Então teve vários momentos de dificuldade e tristeza por não estar podendo exercer aquilo que nós mais curtimos fazer…
A sorte foi que nós terminamos o disco antes de começar a pandemia e então conseguimos fazer todo o trabalho de lançamento e divulgação à distância e assim seguimos tentando. Mas o sonho é a gente poder rodar pelo Brasil fazendo o show e tocando as músicas da Mulungu.
Qual relevância de ter um corpo LGBTQIA+ no palco? De que forma isso atravessa sua vivência e produção artística?
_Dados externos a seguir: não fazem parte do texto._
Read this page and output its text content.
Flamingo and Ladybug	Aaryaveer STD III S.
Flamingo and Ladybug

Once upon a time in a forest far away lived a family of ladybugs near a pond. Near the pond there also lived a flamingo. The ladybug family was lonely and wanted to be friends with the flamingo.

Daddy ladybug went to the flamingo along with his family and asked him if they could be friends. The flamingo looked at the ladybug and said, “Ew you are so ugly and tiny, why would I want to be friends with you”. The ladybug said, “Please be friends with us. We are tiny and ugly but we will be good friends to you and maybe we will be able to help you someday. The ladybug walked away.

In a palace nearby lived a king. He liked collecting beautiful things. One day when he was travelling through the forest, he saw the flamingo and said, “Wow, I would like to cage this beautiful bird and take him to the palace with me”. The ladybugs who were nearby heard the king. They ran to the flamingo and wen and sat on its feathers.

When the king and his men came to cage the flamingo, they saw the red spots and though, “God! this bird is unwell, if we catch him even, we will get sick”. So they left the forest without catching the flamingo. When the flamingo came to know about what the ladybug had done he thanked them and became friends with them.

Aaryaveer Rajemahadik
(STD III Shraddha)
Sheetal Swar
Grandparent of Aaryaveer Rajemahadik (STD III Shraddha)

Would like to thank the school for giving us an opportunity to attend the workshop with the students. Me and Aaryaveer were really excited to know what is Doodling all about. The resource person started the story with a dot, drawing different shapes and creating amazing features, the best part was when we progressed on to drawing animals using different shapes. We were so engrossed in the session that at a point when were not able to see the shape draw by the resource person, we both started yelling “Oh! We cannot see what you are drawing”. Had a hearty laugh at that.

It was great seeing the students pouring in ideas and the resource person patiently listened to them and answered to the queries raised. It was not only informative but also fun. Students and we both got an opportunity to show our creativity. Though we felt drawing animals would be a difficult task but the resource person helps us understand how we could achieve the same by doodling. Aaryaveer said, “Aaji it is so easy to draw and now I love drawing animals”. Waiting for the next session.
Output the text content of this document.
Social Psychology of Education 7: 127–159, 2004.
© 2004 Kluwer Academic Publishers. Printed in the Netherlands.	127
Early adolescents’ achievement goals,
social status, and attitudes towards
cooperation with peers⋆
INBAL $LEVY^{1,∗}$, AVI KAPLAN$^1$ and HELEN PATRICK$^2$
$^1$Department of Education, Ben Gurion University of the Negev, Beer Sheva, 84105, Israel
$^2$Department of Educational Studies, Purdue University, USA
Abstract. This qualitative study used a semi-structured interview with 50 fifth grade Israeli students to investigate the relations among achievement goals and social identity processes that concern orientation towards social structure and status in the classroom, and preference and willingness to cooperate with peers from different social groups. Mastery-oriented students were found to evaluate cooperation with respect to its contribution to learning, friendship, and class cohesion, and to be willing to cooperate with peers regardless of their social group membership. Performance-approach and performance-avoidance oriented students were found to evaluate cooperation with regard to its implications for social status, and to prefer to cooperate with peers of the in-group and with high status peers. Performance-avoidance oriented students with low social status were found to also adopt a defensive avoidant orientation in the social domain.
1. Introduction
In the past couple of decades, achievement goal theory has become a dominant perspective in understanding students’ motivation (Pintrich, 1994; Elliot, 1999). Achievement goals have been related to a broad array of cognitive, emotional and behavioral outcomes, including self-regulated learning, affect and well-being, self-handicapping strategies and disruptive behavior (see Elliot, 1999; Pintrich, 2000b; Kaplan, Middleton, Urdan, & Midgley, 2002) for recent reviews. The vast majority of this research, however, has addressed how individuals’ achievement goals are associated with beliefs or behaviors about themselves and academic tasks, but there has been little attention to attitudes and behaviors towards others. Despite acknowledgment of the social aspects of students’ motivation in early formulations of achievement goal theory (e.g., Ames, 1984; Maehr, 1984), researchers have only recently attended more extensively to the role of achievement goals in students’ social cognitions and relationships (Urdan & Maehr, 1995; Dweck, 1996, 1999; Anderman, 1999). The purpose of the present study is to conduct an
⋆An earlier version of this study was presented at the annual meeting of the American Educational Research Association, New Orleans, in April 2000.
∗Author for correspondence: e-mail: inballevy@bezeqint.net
Jader: O palco foi onde eu permiti me conhecer. Compor foi sem dúvida a maneira que achei que conversar com diversos sentimentos que pelos quais a homofobia me fez sofrer. E colocar essas composições sob a luz de um palco foi trazer a tona toda essa maré. Ser LGBTQIA+ e questionar essa binaridade de gênero imposta por nossa sociedade atravessa toda e qualquer coisa que eu possa fazer, e coma música não é diferente! Vamos usando a música como arma e como forma de descoberta.
Ser artista no Brasil governador por Jair Bolsonaro é…
Jader: Pra ele é ser criminoso. Pra gente é sinônimo de luta. Toda e qualquer nota ou acorde desse disco está gritando Fora Bolsonaro. Ele não nos representa e trazemos isso à tona sempre que possível.
Junto com a Mulungu, você lançou recentemente disco “O QUE HÁ LÁ e, logo em seguida, pariu seu novo single, “EU GOSTO. Você faz mais música que a sua capacidade de lançar discos? Comente sobre esse novo trabalho.
Jader: HAHAHA eu acho que não é muito sobre compor mais do que a capacidade de lançar discos! Acredito que vai mais por eu me entender em muitos espaços e precisar gritar várias coisas! Eu tava sentindo muita necessidade de fazer um trabalho mais pop, mais dançante… e abraçar o forró, uma coisa TÃO diferente de tudo que já fez na vida foi a maneira que encontrei! Nesse novo trabalho eu vou cantando mais com o corpo e dançando mais com a voz… quero fazer o povo dançar!